Datecdote of the Week
There is an uproar online about Dave Chappelle’s latest special. If you want to learn more, just go on social media. Other outlets can cover that part of the story better, so I’ll focus on the ratings aspect. Bloomberg had a juicy scoop with some hot data. Specifically, 10 million viewers “sampled” in the first 28 days. So let’s do some math. Assuming 80% of the viewing is in the U.S., and 80% watched in the first 5 days, and it had a 70% completion percentage, and it’s run time is 72 minutes, that means…
…my estimate is 5.4 million hours were consumed the first week.
Now all of those assumptions have huge error bars, so I’m likely wrong. We’ll see in four weeks if that special makes the Nielsen ratings.
Anecdata of the Week
Here’s a bit of a shocker for me: the Emmy’s actually saw their ratings go up!
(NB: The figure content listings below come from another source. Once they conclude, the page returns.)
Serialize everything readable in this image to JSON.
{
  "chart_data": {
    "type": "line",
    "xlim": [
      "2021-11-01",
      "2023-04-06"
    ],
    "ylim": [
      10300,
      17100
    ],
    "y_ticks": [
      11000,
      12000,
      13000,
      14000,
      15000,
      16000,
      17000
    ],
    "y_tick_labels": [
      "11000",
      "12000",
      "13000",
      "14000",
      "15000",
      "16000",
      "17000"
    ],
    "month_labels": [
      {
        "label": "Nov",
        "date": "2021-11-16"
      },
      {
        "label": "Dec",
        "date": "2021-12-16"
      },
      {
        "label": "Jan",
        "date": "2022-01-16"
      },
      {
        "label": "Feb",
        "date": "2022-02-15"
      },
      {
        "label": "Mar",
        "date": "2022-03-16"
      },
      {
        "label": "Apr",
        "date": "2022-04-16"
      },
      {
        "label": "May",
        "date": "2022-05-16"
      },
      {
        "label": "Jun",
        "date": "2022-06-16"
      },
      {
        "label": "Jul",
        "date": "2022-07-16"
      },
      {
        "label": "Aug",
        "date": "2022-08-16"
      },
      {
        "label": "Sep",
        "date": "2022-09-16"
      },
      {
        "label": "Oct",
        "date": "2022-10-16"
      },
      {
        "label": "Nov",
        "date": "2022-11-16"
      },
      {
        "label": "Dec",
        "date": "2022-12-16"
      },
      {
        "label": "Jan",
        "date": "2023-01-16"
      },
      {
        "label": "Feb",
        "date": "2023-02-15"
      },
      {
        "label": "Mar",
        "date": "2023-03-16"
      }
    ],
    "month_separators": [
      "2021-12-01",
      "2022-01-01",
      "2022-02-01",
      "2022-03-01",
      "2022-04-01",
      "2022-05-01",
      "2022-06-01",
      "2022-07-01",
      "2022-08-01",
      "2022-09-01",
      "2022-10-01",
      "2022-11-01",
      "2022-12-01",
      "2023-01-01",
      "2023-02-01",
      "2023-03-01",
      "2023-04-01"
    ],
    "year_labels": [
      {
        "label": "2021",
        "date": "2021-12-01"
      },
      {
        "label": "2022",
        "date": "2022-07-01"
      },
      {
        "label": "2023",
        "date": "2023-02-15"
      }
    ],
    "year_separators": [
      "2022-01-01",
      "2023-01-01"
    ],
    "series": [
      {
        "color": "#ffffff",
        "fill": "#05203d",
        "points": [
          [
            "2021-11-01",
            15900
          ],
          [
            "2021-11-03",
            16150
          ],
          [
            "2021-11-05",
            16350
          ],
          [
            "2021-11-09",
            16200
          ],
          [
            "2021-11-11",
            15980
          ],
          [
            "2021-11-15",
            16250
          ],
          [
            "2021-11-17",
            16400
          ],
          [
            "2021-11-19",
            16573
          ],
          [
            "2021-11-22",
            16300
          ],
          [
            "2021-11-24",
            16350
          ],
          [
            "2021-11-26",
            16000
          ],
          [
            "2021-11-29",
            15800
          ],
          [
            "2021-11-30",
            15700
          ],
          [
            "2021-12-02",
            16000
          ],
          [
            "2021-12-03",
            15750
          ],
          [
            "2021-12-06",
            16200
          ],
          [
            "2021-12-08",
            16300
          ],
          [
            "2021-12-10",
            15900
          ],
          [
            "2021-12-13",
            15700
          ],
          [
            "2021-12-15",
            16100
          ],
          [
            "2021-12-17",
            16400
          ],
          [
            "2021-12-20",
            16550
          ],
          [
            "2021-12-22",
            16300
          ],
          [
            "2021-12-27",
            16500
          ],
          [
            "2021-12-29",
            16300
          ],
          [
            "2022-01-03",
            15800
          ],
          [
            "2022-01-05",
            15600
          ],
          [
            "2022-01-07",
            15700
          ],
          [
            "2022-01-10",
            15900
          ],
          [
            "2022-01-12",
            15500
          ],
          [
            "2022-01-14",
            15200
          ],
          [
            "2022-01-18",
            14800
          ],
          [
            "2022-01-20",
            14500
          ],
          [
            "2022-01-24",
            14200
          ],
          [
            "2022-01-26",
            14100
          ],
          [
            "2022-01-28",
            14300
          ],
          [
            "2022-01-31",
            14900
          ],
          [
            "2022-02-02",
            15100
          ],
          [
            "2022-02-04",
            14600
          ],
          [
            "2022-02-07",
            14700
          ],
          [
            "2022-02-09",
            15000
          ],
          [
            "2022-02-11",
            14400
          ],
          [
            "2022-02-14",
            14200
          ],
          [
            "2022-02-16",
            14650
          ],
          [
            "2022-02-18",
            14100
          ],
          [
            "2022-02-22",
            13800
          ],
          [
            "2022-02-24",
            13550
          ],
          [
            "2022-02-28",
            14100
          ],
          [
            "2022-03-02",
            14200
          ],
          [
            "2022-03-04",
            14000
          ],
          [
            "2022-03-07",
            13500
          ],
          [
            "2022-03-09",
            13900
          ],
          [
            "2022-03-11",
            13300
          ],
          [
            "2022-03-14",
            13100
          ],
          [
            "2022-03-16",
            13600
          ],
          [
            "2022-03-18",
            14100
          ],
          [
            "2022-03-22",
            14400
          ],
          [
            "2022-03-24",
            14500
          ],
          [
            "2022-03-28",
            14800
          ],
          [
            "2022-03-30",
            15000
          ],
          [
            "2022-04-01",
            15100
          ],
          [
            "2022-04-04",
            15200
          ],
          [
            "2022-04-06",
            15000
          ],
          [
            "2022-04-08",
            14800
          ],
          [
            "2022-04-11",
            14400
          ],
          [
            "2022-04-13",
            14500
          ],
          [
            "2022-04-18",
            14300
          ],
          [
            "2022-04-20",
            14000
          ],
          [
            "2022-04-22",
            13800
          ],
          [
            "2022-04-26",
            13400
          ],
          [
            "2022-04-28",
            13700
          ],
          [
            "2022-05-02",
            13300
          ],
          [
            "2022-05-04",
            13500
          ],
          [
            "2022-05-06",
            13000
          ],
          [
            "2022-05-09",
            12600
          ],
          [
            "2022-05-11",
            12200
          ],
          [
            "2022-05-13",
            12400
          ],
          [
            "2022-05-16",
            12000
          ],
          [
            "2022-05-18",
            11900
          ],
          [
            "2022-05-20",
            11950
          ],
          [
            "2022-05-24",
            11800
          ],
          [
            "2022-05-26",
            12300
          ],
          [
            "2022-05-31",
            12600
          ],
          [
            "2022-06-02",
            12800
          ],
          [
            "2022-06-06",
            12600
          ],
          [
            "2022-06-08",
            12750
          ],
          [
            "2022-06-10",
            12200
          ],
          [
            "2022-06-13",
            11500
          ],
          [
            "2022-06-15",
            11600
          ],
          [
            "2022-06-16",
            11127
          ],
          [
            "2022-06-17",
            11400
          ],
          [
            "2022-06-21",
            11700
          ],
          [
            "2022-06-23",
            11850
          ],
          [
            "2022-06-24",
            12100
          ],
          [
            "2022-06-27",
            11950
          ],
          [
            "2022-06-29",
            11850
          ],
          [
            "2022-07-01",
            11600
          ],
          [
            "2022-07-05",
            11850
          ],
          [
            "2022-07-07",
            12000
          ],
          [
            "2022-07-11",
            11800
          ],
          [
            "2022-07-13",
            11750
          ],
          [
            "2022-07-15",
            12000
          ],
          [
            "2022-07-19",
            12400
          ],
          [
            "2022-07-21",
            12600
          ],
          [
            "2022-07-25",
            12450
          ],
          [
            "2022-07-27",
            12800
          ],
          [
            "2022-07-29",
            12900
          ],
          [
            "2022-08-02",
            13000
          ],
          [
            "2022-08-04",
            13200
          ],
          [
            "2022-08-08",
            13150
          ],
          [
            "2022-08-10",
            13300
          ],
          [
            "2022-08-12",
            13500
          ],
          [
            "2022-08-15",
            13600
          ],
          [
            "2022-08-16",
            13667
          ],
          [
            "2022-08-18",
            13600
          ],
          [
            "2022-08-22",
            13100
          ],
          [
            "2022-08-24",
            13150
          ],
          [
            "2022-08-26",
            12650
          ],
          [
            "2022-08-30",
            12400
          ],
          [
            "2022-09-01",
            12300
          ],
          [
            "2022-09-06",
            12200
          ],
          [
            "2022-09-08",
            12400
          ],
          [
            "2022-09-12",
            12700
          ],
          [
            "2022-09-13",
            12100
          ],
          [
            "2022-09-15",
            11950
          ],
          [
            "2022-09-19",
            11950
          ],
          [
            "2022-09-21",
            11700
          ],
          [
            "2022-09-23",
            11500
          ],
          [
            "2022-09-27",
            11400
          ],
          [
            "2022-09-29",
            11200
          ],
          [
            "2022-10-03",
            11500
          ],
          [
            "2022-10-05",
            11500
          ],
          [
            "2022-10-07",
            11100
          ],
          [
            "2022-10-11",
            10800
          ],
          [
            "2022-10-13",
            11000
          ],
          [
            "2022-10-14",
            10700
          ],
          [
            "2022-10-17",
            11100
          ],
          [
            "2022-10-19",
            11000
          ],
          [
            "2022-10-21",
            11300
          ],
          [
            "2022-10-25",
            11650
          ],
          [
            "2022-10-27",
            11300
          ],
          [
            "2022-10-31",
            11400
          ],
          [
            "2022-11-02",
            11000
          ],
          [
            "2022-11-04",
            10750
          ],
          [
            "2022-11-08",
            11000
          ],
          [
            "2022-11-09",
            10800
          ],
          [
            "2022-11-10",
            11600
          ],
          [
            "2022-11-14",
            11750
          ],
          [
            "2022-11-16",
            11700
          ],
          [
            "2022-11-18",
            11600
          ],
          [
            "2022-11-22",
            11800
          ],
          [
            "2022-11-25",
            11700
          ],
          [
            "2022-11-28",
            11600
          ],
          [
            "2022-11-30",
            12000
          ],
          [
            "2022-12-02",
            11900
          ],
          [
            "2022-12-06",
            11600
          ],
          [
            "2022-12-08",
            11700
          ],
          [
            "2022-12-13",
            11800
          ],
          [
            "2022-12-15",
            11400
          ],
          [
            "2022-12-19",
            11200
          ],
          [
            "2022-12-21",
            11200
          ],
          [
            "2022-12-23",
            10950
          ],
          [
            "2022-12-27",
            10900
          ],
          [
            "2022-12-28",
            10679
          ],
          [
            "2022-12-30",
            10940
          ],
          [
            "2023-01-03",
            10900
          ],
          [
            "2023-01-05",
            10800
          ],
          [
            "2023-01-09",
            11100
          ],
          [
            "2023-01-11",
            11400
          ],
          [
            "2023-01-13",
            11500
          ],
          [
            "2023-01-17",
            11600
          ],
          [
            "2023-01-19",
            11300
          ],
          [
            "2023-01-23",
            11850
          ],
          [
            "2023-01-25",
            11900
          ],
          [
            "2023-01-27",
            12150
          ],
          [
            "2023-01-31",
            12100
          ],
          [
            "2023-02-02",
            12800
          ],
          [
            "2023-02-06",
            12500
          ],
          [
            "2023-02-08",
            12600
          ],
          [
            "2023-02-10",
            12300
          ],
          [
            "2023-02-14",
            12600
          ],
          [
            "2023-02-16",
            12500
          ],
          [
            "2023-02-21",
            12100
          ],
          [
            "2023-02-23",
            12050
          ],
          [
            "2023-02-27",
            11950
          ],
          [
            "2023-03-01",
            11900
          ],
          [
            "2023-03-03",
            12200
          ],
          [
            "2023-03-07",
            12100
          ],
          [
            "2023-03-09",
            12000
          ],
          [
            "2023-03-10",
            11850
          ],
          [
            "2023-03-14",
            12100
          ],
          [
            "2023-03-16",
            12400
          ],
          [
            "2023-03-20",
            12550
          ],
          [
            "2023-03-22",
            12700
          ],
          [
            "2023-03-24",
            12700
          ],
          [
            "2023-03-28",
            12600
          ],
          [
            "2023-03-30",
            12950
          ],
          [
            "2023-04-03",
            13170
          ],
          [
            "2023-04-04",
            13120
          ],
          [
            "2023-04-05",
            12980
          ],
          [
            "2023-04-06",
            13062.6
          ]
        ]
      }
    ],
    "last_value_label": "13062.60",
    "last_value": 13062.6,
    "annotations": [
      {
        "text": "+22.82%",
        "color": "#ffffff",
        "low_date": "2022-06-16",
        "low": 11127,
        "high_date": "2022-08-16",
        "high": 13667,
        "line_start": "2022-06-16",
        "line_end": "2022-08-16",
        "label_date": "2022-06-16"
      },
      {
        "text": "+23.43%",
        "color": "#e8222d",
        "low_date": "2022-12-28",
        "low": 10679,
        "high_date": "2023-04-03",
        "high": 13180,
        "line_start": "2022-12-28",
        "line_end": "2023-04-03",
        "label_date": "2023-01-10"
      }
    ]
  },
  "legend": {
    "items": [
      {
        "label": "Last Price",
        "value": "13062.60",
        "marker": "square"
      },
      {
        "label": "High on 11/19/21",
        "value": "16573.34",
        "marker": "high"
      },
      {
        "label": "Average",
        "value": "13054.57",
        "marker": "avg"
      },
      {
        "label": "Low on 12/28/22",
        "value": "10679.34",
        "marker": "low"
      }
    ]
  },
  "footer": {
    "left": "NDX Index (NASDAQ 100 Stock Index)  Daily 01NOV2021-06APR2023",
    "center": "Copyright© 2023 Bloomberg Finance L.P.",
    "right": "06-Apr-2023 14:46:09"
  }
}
Seriously…
Source: Axios.
How about that.
Coming Soon!
Next week, we finally get some Squid Game data to dig our teeth into. Or sharpened beak, if we were a squid. (I know that’s not what the show is about, but I can’t help the puns.) Other fun shows to check out include Foundation, which Richard Rushfield has pondered could be the biggest flop in Hollywood history, Netflix’s Dear White People, Disney+’s Star Wars: Visions and Prime Video’s Goliath.